Beyond material characteristics and cost considerations, stockpiling can also support the development of diversified projects. Government-led stockpiling operating models are better suited to procuring material from specific strategic projects, providing offtakes that enhance project viability. In industry-led models, it is harder to control where material is purchased from, but the government could still have a role in aggregating demand. Ultimately, the most suitable stockpiling governance model depends strongly on national circumstances. A hybrid solution using a mixture of governance models for different materials may be optimal for many countries.

There are multiple ways to finance strategic stockpiling, which depend on the governance model and domestic circumstances

In the case of direct management of government-held stocks, purchase and operational costs are typically financed directly from the general budget or through a special purpose fund. In case the government chooses to use a public agency to manage the stocks, it can provide loan guarantee for the initial stock purchase and cover the agency’s operational costs. In an industry-held model, most of the costs are borne by companies, but governments could contribute through several instruments, such as direct loans or loan guarantees, public subsidies, tax breaks or direct equity investments. In the government-owned, industry-held hybrid model, the government would typically cover purchasing and financing costs, while operating costs could be shared through an agreement between government and industry.

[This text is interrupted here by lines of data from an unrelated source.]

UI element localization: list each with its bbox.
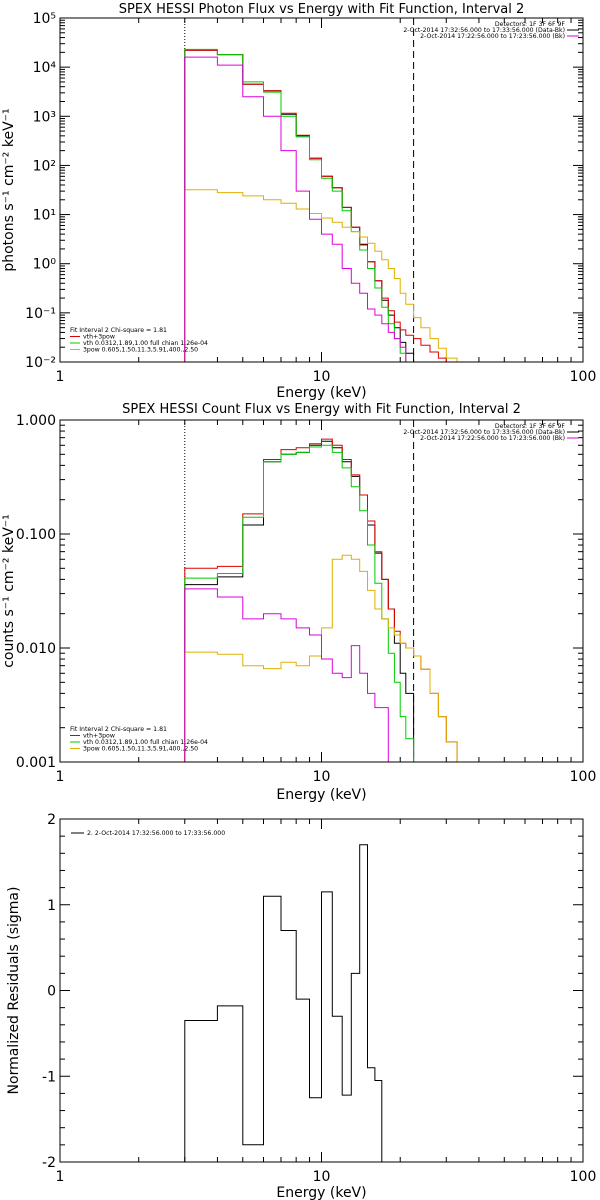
- plot-frame: [59, 818, 584, 1163]
- x-tick-label: 10: [313, 769, 331, 785]
- series-line-vth: [184, 48, 414, 362]
- legend-bottom-entry: vth+3pow: [83, 733, 115, 740]
- series-line-vth-3pow: [184, 438, 458, 762]
- series-group: [184, 844, 414, 1162]
- series-line-3pow: [184, 189, 458, 362]
- y-tick-label: 1.000: [16, 413, 56, 429]
- x-tick-label: 1: [56, 1169, 65, 1185]
- legend-top-entry: 2-Oct-2014 17:22:56.000 to 17:23:56.000 …: [420, 435, 565, 442]
- chart-panel-1: 1 10 100 10⁻² 10⁻¹ 10⁰ 10¹ 10² 10³ 10⁴ 10⁵ SPEX HES…: [1, 2, 596, 401]
- legend-bottom-entry: Fit Interval 2 Chi-square = 1.81: [70, 726, 167, 733]
- plot-frame: [59, 419, 584, 763]
- chart-title: SPEX HESSI Count Flux vs Energy with Fit…: [122, 402, 521, 417]
- legend-bottom-entry: Fit Interval 2 Chi-square = 1.81: [70, 327, 167, 334]
- legend-top-entry: Detectors: 1F 3F 6F 9F: [495, 21, 566, 28]
- x-tick-label: 100: [570, 369, 597, 385]
- chart-title: SPEX HESSI Photon Flux vs Energy with Fi…: [119, 2, 525, 17]
- series-line-bk: [184, 588, 389, 762]
- series-line-data-bk: [184, 440, 415, 762]
- legend-bottom-entry: vth 0.0312,1.89,1.00 full chian 1.26e-04: [83, 340, 208, 347]
- x-axis-label: Energy (keV): [276, 385, 366, 401]
- chart-panel-3: 1 10 100 -2 -1 0 1 2 Energy (keV) Normalized Resi…: [6, 812, 596, 1200]
- y-tick-label: 10⁵: [33, 11, 56, 27]
- legend-bottom-entry: 3pow 0.605,1.50,11.3,5.91,400.,2.50: [83, 347, 198, 354]
- x-tick-label: 1: [56, 769, 65, 785]
- y-tick-label: 10⁰: [33, 257, 57, 273]
- y-tick-label: 1: [47, 898, 56, 914]
- x-tick-label: 10: [313, 369, 331, 385]
- y-axis-label: Normalized Residuals (sigma): [6, 887, 22, 1095]
- y-tick-label: 0.010: [16, 641, 56, 657]
- series-line-3pow: [184, 554, 458, 762]
- legend-top-entry: Detectors: 1F 3F 6F 9F: [495, 423, 566, 430]
- x-axis-label: Energy (keV): [276, 1185, 366, 1200]
- x-tick-label: 100: [570, 1169, 597, 1185]
- y-axis-label: photons s⁻¹ cm⁻² keV⁻¹: [1, 108, 17, 271]
- series-group: [184, 438, 458, 762]
- y-tick-label: 2: [47, 812, 56, 828]
- y-axis-label: counts s⁻¹ cm⁻² keV⁻¹: [1, 514, 17, 668]
- x-tick-label: 10: [313, 1169, 331, 1185]
- series-line-vth-3pow: [184, 49, 458, 362]
- legend-entry: 2. 2-Oct-2014 17:32:56.000 to 17:33:56.0…: [87, 830, 225, 837]
- legend-top-entry: 2-Oct-2014 17:22:56.000 to 17:23:56.000 …: [420, 33, 565, 40]
- y-tick-label: 10³: [33, 109, 56, 125]
- series-group: [184, 48, 458, 362]
- y-tick-label: 10⁻²: [25, 355, 56, 371]
- series-line-residuals: [184, 844, 414, 1162]
- y-tick-label: 10²: [33, 158, 56, 174]
- legend-top-entry: 2-Oct-2014 17:32:56.000 to 17:33:56.000 …: [403, 429, 565, 436]
- y-tick-label: -2: [42, 1155, 56, 1171]
- y-tick-label: 10⁴: [33, 60, 57, 76]
- series-line-bk: [184, 56, 407, 362]
- chart-panel-2: 1 10 100 0.001 0.010 0.100 1.000 SPEX HESSI Cou…: [1, 402, 596, 803]
- x-tick-label: 100: [570, 769, 597, 785]
- legend-bottom-entry: 3pow 0.605,1.50,11.3,5.91,400.,2.50: [83, 746, 198, 753]
- y-tick-label: -1: [42, 1069, 56, 1085]
- y-tick-label: 0.001: [16, 755, 56, 771]
- y-tick-label: 10¹: [33, 208, 56, 224]
- legend-bottom-entry: vth+3pow: [83, 334, 115, 341]
- y-tick-label: 10⁻¹: [25, 306, 56, 322]
- x-axis-label: Energy (keV): [276, 787, 366, 803]
- legend-top-entry: 2-Oct-2014 17:32:56.000 to 17:33:56.000 …: [403, 27, 565, 34]
- legend-bottom-entry: vth 0.0312,1.89,1.00 full chian 1.26e-04: [83, 739, 208, 746]
- plot-frame: [59, 17, 584, 363]
- y-tick-label: 0.100: [16, 527, 56, 543]
- series-line-vth: [184, 444, 415, 762]
- y-tick-label: 0: [47, 984, 56, 1000]
- x-tick-label: 1: [56, 369, 65, 385]
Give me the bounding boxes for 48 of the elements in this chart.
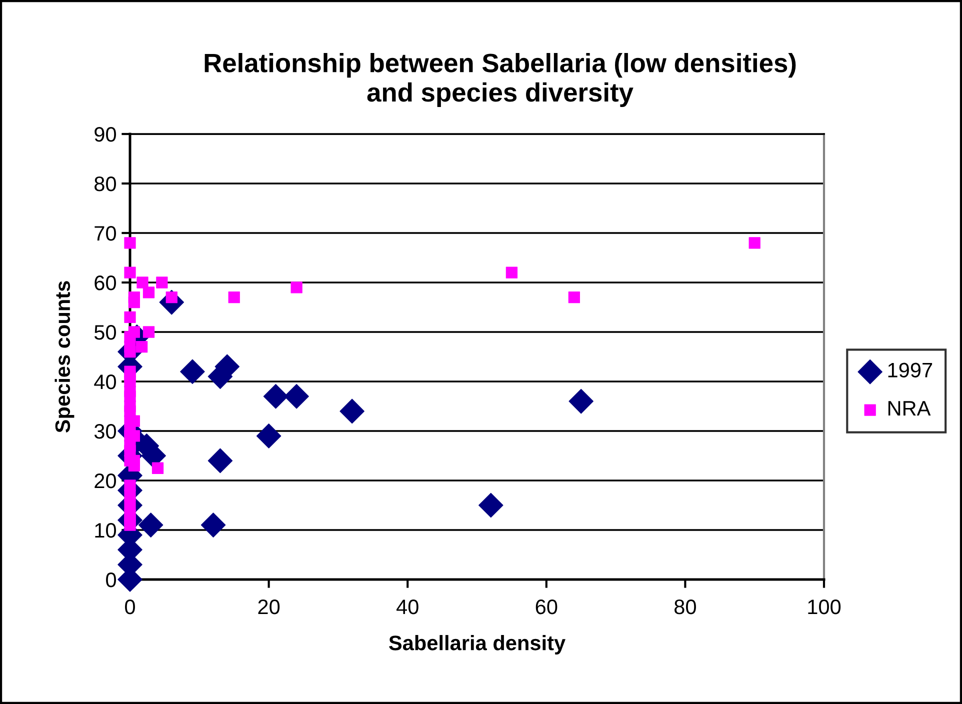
y-axis-title: Species counts: [54, 281, 74, 433]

The IEA Critical Minerals Security Programme is a key platform for international cooperation on critical minerals stockpiling

The urgency of today’s challenges facing critical mineral supply chains calls for strong international collaboration to achieve greater economic and national security, and stockpiling is a key tool that countries are considering implementing or expanding. While the objective of stockpiles is to strengthen security of domestic supply, coordination with international partners can be beneficial to achieve greater security more efficiently and faster. Coordination on the timing for stockpile purchases and principles for releases could help ensure markets are not distorted. When procuring stocks, countries could also agree to support strategic projects that would increase global diversification or consider aggregating demand. When compatible with domestic policies, countries could also consider to co-locate stocks for greater efficiencies, especially for low-volume materials, or reserve production in countries with production infrastructure to be dedicated to emergency use. Close dialogue among partners also helps transferring knowledge on efficient stockpile management.

The IEA Critical Minerals Security Programme is a key international platform helping countries to explore strategic questions around developing domestic stockpiling systems and opportunities to strengthen international coordination. The Programme will continue to support IEA Members in their efforts on reviewing strategic stockpiling as a tool to enhance preparedness to supply shocks.

Seven recommendations for developing domestic strategic stockpiles of critical minerals

When developing or expanding domestic strategic stockpiles of critical minerals, governments should consider:

  1. Assessing value chains to identify bottlenecks and determine the material portfolio, prioritising those materials with the highest supply risks for a specific country or region.
  2. Stockpiling the form of the material imported to a country or region to enable rapid deployment during disruptions.
  3. Preparing for potential future disruptions by considering materials exposed to major risks that are not yet subject to export restrictions.
  4. Tailoring the stockpiling governance model to the materials of choice, for an overall stockpiling system that optimises cost and benefits.
  5. Setting clear transparent principles for stockpile releases to respond to acute short-term supply disruptions, while maintaining robust investment signals for market development.
  6. Closely involving industry across upstream and downstream sectors to design feasible and effective stockpiling systems and ensure their operational viability.
  7. When compatible with domestic policies, leveraging international collaboration to optimise multiple domestic systems for greater efficiencies.